É bom que tenhamos a consciência que vamos ser o fardo de amanhã e que corremos o risco de que também ninguém queira pegar em nós, nesta sociedade envelhecida, endividada, desigual e profundamente egoísta. Somos os próximos a querer ocupar o tempo que os outros não têm para nos dar, e que nos vão querer fazer sentir que estamos a mais, porque somos uma fonte enorme de desperdício de recursos… Talvez nem nos vamos aperceber, mas podemos ser os próximos a sentirmo-nos envergonhados, simplesmente por querermos reivindicar o direito a viver!

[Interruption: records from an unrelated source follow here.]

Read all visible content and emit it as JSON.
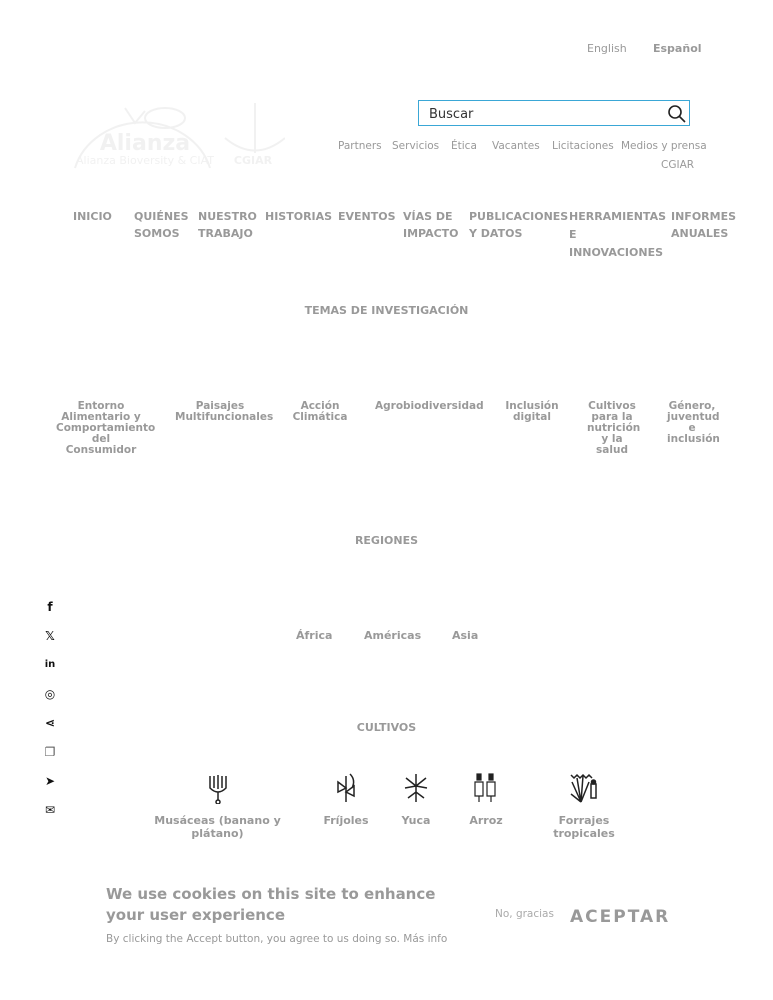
{
  "languages": [
    {
      "label": "English",
      "active": false
    },
    {
      "label": "Español",
      "active": true
    }
  ],
  "logo": {
    "alliance": "Alianza Bioversity & CIAT",
    "cgiar": "CGIAR"
  },
  "search": {
    "value": "Buscar"
  },
  "utility_links": [
    "Partners",
    "Servicios",
    "Ética",
    "Vacantes",
    "Licitaciones",
    "Medios y prensa",
    "CGIAR"
  ],
  "nav": [
    "INICIO",
    "QUIÉNES SOMOS",
    "NUESTRO TRABAJO",
    "HISTORIAS",
    "EVENTOS",
    "VÍAS DE IMPACTO",
    "PUBLICACIONES Y DATOS",
    "HERRAMIENTAS E INNOVACIONES",
    "INFORMES ANUALES"
  ],
  "temas": {
    "title": "TEMAS DE INVESTIGACIÓN",
    "items": [
      "Entorno Alimentario y Comportamiento del Consumidor",
      "Paisajes Multifuncionales",
      "Acción Climática",
      "Agrobiodiversidad",
      "Inclusión digital",
      "Cultivos para la nutrición y la salud",
      "Género, juventud e inclusión"
    ]
  },
  "regiones": {
    "title": "REGIONES",
    "items": [
      "África",
      "Américas",
      "Asia"
    ]
  },
  "cultivos": {
    "title": "CULTIVOS",
    "items": [
      "Musáceas (banano y plátano)",
      "Fríjoles",
      "Yuca",
      "Arroz",
      "Forrajes tropicales"
    ]
  },
  "social": [
    {
      "icon": "facebook-icon",
      "glyph": "f"
    },
    {
      "icon": "x-icon",
      "glyph": "𝕏"
    },
    {
      "icon": "linkedin-icon",
      "glyph": "in"
    },
    {
      "icon": "whatsapp-icon",
      "glyph": "◎"
    },
    {
      "icon": "share-icon",
      "glyph": "⋖"
    },
    {
      "icon": "copy-icon",
      "glyph": "❐"
    },
    {
      "icon": "telegram-icon",
      "glyph": "➤"
    },
    {
      "icon": "email-icon",
      "glyph": "✉"
    }
  ],
  "cookie": {
    "title": "We use cookies on this site to enhance your user experience",
    "text": "By clicking the Accept button, you agree to us doing so.",
    "more": "Más info",
    "decline": "No, gracias",
    "accept": "ACEPTAR"
  },
  "colors": {
    "search_border": "#3aa7d6",
    "text_gray": "#999999"
  }
}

A ‘Boa Morte” é apenas um atalho, não tem nada a ver com o humanismo. Ao queremos fingir que estamos a querer acolher todo o sofrimento individual, nem damos conta do quanto egoístas nos andamos a tornar.
Ficha Técnica:
Endividamento: Portugal é o quarto país do mundo com o maior rácio de dívida sobre o PIB, (fonte: FMI). Em novembro de 2019, o endividamento total da economia ascendia a 724,7 mil milhões de euros, o equivalente acerca de 346% sobre o PIB, (fonte: Banco de Portugal).
Envelhecimento: Portugal é atualmente o terceiro país mais envelhecido da Europa e o quinto do mundo. Segundo o relatório da Ageing People de 2019, Portugal será em 2050 o país mais envelhecido da União Europeia, (fonte: Eurostat).
População ativa: Portugal é o país da OCDE que vai registar a maior queda da sua população ativa até 2050, cerca de 30% que compara com apenas 5% da média dos restantes países da OCDE, (fonte: OCDE).
Desigualdade: Portugal em 2018 foi considerado o sexto país com maior desigualdade na União Europeia, (fonte: Eurostat). Para a População com mais de 65 anos, Portugal regista um dos índices maiores de desigualdade (índice de GINI) da OCDE, (fonte: OCDE).
Pensões: Em Portugal. o valor médio anual das pensões totais pagas (velhice, invalidez e sobrevivência) em 2017 foi de 4578,3, abrangendo um universo de cerca de 2,7 milhões de pensionistas, para um total pago de quase 3 milhões de pensões por ano, (fonte: IGSFF).